Aber der Bursche weiß kein Wort, das es vermöchte zu deuten und hell zu künden, warum er eins – ewig eins sein will mit Aga, dem armen Almmädchen.
Da der Pfarrer nicht mehr zurückkehrt aus der Nebenstube, sondern in derselben sein Frühstück verzehrt, wendet sich der Bursche endlich traurig der Tür zu und steigt die Treppe nieder, auf der er vorher wie auf einer Himmelsleiter mit voller Zuversicht emporgestiegen war.
Aber auf der grünen Erd' angelangt, ist er ein anderer.
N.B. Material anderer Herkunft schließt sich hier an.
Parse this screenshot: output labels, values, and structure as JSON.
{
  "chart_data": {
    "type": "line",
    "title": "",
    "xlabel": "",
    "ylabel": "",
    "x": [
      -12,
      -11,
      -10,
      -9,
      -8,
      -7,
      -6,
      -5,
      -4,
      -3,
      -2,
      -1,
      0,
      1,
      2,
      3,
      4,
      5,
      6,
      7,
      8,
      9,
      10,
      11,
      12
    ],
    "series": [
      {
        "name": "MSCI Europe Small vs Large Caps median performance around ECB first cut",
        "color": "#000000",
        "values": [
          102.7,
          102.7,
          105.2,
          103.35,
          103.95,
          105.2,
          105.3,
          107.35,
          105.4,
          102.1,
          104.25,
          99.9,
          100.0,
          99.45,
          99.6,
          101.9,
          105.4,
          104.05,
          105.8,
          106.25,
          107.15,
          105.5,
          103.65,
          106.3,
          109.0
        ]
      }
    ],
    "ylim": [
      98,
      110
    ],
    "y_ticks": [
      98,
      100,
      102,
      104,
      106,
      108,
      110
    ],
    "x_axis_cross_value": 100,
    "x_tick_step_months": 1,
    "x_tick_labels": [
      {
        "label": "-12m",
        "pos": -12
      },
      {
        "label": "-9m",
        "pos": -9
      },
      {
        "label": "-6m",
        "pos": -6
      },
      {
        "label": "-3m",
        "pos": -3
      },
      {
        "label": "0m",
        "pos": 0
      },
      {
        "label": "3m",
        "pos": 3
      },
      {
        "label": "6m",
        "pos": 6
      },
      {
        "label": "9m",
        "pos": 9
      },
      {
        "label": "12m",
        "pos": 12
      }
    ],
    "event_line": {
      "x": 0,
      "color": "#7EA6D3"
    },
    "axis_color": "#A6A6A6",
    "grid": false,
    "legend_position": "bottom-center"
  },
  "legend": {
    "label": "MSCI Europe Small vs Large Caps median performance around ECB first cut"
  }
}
Und es ist ein Arg' gewesen, wie der Bursche sich an diesem zweiten Hochzeitstage übermütig toll gebärdet hat.
Am Nachmittage haben sich gepaart Mann und Weib, Bursch und Magd; der Andreas Erdmann hat sich zum alten, bärtigen Rüpel gesellt, und so sind wir alle zurückgegangen in die Wälder der Winkel.